Preprocessing of scRNA-seq data

Base call files were demultiplexed using cellranger v3.0.2 mkfastq and bcl2fastq v2.20.0.422 into scRNA-seq and ADT/HTO libraries. scRNA-seq reads were mapped to the hg19 reference genome with cellranger count, generating gene-per-cell count tables as output for further analysis. ADT and HTO reads were either quantified with CITE-Seq-Count68 or pseudoaligned with kallisto60 to a mismatch map generated with kite and counted with bustools61.

Downstream analysis of scRNA-seq data

scRNA-seq counts were imported into Seurat69 and filtered for outliers regarding frequency of mitochondrial transcripts (v2: <5–6%; v3: <10%), total number of transcripts (v2: <6,000; v3: <10,000) and number of genes (v2: >500–800, <2,000–2,500; v3: >1,000, <5,000) per cell.

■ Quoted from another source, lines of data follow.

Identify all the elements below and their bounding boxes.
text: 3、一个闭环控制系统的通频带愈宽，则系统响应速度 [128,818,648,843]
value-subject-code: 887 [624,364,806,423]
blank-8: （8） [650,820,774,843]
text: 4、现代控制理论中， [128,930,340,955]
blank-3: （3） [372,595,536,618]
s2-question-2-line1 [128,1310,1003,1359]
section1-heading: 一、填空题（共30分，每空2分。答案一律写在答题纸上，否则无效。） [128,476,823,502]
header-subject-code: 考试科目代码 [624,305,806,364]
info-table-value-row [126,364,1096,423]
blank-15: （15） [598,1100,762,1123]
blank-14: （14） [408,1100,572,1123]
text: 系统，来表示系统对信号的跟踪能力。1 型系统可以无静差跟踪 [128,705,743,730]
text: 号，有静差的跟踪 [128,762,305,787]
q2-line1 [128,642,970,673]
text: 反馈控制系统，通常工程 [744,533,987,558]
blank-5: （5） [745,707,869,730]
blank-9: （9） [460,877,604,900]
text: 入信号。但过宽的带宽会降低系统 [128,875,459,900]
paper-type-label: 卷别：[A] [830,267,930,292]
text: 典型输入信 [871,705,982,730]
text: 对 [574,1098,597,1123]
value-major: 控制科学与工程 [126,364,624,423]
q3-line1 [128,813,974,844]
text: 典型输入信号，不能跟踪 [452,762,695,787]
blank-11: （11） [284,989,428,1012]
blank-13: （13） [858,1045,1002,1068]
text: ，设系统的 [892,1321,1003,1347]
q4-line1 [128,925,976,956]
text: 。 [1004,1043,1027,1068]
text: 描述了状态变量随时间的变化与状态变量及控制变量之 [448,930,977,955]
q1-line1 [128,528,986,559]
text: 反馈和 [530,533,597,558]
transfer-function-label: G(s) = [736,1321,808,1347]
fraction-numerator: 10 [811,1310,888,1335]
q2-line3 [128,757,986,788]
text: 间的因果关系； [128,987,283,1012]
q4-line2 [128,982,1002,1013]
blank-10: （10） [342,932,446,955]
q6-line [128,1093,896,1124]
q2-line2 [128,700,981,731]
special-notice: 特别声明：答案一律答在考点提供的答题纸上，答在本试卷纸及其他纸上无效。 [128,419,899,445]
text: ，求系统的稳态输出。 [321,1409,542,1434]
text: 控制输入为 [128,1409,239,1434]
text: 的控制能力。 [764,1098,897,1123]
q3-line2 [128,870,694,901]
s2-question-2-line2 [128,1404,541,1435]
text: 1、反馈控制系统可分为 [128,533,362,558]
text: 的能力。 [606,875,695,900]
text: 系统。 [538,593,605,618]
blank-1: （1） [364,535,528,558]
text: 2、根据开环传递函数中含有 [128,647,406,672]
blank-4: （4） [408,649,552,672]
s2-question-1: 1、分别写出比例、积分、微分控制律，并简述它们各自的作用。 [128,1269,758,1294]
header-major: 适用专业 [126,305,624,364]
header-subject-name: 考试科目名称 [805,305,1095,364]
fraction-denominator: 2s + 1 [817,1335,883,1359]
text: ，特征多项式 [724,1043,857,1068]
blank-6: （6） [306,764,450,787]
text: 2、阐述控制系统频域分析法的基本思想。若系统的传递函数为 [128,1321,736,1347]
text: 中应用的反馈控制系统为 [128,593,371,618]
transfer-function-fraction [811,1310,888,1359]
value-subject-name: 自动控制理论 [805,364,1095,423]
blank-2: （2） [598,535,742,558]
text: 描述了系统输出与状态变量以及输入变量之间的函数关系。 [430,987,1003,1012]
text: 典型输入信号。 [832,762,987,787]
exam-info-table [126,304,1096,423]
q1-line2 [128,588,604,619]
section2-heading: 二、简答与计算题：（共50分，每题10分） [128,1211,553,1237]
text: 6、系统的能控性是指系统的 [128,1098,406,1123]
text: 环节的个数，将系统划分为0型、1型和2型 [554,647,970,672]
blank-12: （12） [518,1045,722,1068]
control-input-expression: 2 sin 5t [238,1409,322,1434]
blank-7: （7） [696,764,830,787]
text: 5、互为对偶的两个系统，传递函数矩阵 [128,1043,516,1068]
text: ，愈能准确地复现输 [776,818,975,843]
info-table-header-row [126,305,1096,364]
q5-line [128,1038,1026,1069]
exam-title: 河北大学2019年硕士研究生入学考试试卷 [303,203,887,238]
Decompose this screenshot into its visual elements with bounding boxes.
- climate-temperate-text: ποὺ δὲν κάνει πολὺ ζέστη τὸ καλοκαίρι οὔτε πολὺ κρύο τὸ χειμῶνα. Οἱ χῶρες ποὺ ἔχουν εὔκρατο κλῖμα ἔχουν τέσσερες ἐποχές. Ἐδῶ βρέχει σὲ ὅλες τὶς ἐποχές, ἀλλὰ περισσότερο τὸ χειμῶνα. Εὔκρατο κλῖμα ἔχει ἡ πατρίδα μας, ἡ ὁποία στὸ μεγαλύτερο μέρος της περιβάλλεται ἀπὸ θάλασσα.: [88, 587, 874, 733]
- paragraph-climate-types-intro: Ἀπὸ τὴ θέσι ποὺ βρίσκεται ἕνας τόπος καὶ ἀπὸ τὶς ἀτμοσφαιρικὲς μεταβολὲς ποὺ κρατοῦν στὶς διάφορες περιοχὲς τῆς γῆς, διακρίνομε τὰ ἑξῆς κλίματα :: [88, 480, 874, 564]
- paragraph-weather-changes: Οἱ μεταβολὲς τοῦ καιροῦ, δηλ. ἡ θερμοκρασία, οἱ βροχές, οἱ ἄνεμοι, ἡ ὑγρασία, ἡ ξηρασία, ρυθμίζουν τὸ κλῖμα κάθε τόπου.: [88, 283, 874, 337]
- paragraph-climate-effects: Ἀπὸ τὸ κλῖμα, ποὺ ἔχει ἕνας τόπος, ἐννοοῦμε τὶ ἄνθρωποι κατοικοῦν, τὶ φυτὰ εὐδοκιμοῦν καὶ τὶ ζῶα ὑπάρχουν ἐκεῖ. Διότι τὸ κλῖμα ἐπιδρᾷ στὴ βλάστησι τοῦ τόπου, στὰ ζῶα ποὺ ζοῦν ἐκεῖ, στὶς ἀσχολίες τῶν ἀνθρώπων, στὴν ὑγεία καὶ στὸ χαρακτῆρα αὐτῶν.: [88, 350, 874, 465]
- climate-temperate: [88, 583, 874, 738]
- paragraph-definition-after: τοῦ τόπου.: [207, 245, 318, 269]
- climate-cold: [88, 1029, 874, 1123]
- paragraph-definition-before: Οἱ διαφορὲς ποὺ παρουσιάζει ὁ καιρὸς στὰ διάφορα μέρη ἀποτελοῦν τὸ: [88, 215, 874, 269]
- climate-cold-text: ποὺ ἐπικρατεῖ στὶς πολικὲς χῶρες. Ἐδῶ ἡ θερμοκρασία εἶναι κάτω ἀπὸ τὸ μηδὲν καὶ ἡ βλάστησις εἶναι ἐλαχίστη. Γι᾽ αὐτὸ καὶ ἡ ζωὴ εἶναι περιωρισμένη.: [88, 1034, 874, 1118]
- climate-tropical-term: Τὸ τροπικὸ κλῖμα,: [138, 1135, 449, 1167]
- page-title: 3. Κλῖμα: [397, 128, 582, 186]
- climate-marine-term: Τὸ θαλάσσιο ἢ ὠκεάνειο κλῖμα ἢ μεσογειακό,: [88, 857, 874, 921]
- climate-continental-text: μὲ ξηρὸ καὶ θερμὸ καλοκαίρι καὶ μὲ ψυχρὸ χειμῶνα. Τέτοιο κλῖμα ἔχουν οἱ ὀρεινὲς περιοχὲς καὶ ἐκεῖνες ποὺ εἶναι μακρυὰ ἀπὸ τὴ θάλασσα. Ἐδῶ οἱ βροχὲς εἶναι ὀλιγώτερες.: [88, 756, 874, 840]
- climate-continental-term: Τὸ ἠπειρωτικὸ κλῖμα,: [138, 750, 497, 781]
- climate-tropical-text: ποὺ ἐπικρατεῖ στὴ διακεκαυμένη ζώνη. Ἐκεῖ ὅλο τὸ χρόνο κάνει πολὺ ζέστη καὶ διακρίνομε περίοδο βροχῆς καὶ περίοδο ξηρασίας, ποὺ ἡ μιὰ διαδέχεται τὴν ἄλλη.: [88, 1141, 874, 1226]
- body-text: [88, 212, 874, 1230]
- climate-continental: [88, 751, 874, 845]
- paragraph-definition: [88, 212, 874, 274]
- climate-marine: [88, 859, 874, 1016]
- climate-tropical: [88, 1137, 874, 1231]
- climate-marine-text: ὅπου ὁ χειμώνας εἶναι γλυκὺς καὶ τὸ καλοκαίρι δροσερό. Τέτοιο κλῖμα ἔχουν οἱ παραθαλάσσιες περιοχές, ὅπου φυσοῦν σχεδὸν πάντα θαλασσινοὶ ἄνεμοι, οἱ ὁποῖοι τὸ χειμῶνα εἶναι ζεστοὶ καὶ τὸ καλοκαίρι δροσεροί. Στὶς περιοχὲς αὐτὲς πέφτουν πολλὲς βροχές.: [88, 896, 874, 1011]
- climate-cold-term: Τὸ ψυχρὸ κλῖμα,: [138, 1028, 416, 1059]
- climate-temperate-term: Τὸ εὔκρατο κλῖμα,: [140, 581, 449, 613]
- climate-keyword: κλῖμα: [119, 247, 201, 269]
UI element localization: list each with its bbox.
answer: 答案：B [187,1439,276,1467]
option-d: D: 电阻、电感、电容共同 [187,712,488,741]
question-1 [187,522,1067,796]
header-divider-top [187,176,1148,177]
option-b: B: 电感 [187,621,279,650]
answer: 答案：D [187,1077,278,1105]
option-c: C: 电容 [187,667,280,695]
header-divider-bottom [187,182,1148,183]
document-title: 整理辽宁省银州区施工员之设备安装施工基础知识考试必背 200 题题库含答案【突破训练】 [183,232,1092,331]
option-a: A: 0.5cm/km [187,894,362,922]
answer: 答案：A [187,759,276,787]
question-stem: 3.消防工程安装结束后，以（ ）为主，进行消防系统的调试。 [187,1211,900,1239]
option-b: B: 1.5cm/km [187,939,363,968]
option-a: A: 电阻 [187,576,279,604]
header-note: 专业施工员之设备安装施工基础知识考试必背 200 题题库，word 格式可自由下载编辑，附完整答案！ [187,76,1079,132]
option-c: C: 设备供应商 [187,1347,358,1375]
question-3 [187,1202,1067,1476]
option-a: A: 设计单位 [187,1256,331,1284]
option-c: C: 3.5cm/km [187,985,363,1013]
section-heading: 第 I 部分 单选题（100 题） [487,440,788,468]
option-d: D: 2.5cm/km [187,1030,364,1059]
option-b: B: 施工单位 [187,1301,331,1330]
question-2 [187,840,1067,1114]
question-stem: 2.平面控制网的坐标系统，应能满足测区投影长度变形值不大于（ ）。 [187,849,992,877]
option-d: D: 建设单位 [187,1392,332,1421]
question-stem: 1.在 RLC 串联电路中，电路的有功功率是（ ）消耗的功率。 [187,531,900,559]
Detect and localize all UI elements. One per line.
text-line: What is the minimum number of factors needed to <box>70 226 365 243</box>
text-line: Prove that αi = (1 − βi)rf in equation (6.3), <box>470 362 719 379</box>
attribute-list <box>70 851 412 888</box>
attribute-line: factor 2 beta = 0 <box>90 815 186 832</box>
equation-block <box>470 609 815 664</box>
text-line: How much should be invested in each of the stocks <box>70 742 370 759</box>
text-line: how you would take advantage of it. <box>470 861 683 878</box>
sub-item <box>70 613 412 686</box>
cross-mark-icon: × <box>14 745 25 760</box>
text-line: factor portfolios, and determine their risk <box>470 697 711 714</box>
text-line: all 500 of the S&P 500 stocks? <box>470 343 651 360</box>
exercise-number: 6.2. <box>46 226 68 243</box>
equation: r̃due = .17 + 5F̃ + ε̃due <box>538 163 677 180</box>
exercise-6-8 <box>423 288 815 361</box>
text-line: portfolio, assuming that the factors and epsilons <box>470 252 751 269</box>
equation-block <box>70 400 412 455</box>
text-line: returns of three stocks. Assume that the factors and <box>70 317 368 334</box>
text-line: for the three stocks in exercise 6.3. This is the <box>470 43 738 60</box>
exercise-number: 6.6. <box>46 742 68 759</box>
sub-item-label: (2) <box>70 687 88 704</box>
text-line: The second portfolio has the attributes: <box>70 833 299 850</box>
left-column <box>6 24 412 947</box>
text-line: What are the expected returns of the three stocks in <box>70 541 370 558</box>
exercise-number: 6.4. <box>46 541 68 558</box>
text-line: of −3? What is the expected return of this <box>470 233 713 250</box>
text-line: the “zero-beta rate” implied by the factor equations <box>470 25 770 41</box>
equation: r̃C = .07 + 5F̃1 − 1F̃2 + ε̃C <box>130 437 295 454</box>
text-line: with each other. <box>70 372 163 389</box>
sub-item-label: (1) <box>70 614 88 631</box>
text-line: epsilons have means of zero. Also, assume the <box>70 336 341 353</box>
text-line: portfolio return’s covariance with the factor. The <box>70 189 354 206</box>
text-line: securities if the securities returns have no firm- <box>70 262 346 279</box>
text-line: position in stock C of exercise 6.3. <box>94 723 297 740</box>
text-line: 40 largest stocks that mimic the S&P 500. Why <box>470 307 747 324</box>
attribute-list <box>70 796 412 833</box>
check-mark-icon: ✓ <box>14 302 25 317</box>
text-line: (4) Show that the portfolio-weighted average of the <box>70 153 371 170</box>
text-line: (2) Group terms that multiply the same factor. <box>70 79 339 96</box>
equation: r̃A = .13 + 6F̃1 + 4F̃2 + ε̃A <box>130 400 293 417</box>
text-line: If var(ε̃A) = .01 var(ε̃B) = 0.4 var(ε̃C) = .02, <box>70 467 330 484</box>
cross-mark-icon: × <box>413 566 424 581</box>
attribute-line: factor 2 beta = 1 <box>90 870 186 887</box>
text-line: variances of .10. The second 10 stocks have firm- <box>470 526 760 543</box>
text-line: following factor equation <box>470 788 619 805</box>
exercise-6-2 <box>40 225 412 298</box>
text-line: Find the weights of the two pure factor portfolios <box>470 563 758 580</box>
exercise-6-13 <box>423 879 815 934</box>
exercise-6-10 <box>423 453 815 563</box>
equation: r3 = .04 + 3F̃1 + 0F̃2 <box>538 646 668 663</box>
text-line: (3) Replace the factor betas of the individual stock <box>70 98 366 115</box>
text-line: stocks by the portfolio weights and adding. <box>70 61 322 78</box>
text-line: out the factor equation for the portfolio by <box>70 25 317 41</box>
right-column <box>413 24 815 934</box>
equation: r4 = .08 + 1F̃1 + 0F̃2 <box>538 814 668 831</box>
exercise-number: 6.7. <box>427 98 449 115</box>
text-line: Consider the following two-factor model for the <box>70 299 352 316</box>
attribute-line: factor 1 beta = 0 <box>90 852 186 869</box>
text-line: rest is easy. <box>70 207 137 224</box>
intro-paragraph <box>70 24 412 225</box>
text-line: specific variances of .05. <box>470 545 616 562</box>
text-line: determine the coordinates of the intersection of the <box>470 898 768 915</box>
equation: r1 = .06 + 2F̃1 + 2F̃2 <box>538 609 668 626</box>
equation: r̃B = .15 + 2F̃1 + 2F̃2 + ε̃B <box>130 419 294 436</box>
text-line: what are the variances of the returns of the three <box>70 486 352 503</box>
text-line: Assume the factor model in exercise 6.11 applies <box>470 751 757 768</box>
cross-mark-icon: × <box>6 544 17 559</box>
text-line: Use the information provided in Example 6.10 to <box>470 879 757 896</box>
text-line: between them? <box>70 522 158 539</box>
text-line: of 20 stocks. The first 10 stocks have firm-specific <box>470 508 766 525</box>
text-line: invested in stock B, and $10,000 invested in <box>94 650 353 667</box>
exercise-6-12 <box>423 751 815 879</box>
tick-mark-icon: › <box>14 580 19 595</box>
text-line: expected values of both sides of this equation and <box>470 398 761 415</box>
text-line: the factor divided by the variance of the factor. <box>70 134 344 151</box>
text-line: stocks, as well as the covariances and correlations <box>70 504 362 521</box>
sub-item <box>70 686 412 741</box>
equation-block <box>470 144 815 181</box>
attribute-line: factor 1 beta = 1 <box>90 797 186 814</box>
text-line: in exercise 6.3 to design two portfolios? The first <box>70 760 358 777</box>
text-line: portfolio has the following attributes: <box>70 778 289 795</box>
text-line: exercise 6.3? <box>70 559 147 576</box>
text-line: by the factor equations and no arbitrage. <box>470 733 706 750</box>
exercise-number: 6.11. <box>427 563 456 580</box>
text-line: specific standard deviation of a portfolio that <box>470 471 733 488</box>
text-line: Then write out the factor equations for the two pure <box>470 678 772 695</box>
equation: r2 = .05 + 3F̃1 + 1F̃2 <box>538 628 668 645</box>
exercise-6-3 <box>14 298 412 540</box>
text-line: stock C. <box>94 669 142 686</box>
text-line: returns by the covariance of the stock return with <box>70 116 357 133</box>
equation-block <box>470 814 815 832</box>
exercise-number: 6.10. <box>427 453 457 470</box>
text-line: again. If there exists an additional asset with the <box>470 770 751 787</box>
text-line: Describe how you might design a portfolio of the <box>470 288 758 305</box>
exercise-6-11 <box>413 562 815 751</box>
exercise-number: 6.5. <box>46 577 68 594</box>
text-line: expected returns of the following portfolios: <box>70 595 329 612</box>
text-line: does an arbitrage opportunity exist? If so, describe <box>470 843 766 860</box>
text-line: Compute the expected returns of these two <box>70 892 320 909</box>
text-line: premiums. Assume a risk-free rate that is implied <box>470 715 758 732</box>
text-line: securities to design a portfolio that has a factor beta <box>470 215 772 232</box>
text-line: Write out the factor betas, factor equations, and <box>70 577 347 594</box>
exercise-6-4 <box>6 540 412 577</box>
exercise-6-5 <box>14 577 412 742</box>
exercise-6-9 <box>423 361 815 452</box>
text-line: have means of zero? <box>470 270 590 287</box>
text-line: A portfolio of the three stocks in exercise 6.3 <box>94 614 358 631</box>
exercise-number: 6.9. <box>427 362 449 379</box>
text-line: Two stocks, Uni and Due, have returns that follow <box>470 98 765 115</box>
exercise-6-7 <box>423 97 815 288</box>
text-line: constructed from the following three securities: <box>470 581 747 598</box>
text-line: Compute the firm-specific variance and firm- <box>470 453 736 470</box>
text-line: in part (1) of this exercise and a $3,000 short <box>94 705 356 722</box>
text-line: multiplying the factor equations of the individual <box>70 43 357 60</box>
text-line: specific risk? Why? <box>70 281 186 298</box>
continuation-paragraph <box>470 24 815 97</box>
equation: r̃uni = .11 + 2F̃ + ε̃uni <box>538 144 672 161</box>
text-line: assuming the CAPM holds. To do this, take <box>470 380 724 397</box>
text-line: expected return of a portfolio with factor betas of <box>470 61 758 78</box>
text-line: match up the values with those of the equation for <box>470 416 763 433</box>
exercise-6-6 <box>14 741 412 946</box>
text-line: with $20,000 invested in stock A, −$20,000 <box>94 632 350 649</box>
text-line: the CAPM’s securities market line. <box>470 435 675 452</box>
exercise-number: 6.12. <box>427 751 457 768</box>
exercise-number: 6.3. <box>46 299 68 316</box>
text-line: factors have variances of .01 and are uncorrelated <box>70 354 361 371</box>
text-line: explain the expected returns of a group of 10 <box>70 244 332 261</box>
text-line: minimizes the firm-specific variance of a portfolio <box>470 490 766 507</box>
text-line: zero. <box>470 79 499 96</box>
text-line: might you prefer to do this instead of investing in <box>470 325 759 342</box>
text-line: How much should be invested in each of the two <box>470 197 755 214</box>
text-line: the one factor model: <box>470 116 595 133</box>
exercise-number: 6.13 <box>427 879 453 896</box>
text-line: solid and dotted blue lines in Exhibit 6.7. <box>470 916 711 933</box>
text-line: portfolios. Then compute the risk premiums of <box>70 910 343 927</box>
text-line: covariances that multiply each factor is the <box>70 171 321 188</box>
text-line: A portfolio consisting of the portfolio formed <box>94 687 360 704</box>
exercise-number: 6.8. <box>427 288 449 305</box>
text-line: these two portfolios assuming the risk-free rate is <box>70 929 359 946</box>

Contaminating erythrocytes and B cells were excluded based on the expression of HBA1/HBA2 and IGJ, respectively. ADT/HTO counts were imported, centered log ratio normalized and joined with the scRNA-seq data. Normalized hashtag reads were used for exclusion of doublets and to demultiplex NKG2C+/NKG2C populations and donors. Initially, donors were analyzed individually. Counts were normalized with scran70 and used for principal-component analysis (PCA) on the 2,000 most variable genes. The number of principal components used for UMAP embedding and clustering was chosen based on elbow plots for each individual. After initial high-resolution clustering, a small population of non-NK cells, as judged by their lack of CD56 expression concomitant with high levels of IL7R, GATA3, IL2RA and CD40LG, were excluded. The PCA was recalculated on the remaining cells and used as input for UMAP embedding and clustering as before. HCMV+ and HCMV donors were then integrated separately based on the variable features overlapping between HCMV+ donors by using anchor-based integration. The integrated data were scaled, regressing out the number of transcripts per cell. The HCMV+/HCMV objects were merged, and the integrated data were rescaled, also regressing out the number of transcripts per cell. A PCA was performed on the shared variable features and was used as input for UMAP embedding and clustering. The normalized, non-integrated RNA assay was used for all differential expression analyses. For differential expression analysis between NKG2C+ and NKG2C populations in HCMV+ and HCMV donors, cells were downsampled to equal numbers per population and donor group (6,000 cells each), and only genes that were detected with a minimum count of 100 in both objects were included. Further, NKG2C+ NK cells from HCMV+ donors were extracted using hashtag counts, followed by UMAP embedding. Signatures from the integrated analysis were assessed to confirm the cluster identities.

Integration of scRNA-seq and scATAC-seq data

Fully processed and donor-integrated datasets of both modalities were integrated by anchor-based integration as implemented in Seurat35,69 using the integrated RNA assay as reference and the gene scores calculated from scATAC-seq data as query. Integration anchors were used to impute RNA expression of clusters defined by chromatin accessibility and inspected for consistency of key marker genes. Imputed RNA expression was assessed for correlation with chromatin accessibility to identify links between individual chromatin regions and gene expression.

Statistical analysis and reproducibility

Reported P values were corrected for multiple testing. No statistical methods were used to predetermine sample sizes, but our sample sizes are similar to those reported in previous publications20,22. Data distribution was assumed to be normal, but this was not formally tested. No randomization was performed. Data collection and analysis were not performed blind to the conditions of the experiments. No data points were excluded.

Reporting summary

Further information on research design is available in the Nature Research Reporting Summary linked to this article.